The introduction sequence is a solid 50% of why Fallout 4's plot was garbage. It was tone deaf, inconsistent, didn't actually make us feel attached to anyone (except maybe Codsworth, but most of his characterisation comes after the bombs drop anyways), served nothing, was linear and force-fed, had no choices, and had cringe-worthy voice acting.
The first time I played through it, I force-roleplayed myself through it just to not ask the obvious questions of the logical missteps that were present in the intro. The second time was cringe-worthy and showing of the imposed limits of the game. The third time clinched it - this was more force-fed than a Call of Duty cutscene. Illusion of freedom, pointless scene, killed the atmosphere. There is nothing redeemable about it, nothing. Even the nuke scene felt done over because after experiencing the surprise one in the first Modern Warfare game (which was actually a great moment), seeing a nuke again in any other game just strikes of a desperate attempt to add a shock factor.
It sets up a completely different image of the pre-war world to what the rest of the game did - all the terminals, holotapes and notes in Boston that were left from before the war all emphasised how the pre-war world was in chaos, with low rations for everyone, strict checkpoints with oppressive military control, rampant crime and looting, etc. This is not the world the intro sequence shows.
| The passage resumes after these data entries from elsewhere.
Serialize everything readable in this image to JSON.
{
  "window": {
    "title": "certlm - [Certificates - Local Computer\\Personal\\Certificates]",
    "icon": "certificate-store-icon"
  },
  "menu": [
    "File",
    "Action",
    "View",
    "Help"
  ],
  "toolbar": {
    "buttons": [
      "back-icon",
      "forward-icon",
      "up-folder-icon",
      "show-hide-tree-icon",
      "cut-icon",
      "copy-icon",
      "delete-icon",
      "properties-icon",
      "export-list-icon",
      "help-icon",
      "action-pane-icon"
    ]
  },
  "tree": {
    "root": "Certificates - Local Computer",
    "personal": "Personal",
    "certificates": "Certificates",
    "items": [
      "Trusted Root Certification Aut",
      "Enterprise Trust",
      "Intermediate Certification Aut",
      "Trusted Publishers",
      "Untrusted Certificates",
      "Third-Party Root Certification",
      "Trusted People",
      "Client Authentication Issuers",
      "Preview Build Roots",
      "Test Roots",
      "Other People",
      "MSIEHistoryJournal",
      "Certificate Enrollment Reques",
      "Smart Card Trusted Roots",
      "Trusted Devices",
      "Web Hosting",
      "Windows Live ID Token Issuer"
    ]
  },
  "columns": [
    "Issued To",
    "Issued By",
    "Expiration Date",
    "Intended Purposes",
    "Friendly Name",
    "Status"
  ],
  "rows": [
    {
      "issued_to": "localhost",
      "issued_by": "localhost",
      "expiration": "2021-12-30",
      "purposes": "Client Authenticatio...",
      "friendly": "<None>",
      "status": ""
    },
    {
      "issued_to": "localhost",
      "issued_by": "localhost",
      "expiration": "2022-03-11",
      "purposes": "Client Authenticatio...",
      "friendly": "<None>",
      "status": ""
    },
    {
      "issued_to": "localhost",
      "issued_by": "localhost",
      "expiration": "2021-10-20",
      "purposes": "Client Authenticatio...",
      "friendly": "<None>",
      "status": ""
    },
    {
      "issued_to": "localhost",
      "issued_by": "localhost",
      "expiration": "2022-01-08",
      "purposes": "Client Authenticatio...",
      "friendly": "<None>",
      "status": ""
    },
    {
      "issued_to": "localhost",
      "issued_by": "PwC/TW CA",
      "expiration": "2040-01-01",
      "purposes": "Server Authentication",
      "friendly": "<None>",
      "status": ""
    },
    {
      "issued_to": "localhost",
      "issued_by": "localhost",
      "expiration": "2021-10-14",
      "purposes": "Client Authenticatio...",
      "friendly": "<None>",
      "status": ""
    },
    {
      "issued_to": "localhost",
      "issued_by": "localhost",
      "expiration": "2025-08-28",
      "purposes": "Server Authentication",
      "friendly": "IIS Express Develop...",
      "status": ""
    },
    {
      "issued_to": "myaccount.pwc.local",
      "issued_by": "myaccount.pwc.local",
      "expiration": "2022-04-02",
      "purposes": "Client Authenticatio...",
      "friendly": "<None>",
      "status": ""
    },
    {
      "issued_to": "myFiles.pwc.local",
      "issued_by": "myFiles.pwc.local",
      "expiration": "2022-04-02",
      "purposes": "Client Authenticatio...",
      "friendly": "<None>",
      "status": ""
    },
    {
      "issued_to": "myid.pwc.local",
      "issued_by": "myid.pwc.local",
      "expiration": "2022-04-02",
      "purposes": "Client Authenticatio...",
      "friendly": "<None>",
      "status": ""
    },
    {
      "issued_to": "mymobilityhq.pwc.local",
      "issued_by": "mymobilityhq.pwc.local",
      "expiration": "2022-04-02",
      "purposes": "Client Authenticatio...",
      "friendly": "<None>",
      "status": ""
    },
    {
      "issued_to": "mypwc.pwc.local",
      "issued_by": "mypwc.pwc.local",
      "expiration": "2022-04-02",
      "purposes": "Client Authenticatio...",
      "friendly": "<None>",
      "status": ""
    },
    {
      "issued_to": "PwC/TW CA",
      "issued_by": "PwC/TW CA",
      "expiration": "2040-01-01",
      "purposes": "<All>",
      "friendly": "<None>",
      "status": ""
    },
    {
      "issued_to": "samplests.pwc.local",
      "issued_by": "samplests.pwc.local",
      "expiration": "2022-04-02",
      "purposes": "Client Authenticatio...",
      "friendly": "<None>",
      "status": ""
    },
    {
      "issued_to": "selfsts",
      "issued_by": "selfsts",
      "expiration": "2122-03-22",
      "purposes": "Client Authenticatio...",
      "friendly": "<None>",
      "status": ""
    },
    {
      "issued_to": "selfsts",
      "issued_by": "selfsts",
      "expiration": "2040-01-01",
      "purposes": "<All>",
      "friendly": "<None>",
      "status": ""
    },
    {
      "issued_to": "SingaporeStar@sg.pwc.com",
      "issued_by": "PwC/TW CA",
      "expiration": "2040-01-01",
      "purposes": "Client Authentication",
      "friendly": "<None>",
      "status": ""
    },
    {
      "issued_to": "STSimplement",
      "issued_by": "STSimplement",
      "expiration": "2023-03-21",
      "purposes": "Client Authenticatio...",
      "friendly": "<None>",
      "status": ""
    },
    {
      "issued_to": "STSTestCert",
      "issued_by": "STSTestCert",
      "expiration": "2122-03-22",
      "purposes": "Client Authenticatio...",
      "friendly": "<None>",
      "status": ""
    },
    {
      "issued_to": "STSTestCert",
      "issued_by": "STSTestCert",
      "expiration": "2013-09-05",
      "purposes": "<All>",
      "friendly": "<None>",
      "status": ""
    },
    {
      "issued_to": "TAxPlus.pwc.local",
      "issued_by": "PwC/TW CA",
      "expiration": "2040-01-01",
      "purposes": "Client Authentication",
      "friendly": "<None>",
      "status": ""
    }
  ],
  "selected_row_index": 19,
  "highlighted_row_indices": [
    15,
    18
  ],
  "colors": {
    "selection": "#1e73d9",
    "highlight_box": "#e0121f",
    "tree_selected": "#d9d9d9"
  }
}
A quiet opening to set up the pacing, some would say? There was nothing quiet or well-paced about the intro. The Half-Life series can do good peaceful introductory chapters, Fallout 4 did nothing of the sort. It was unintentionally campy and parodical in nature, and it took away so much from the game. Flawed, pulled off horribly, and worth every minute of this rant I just spent harping on about it, because it was that bad.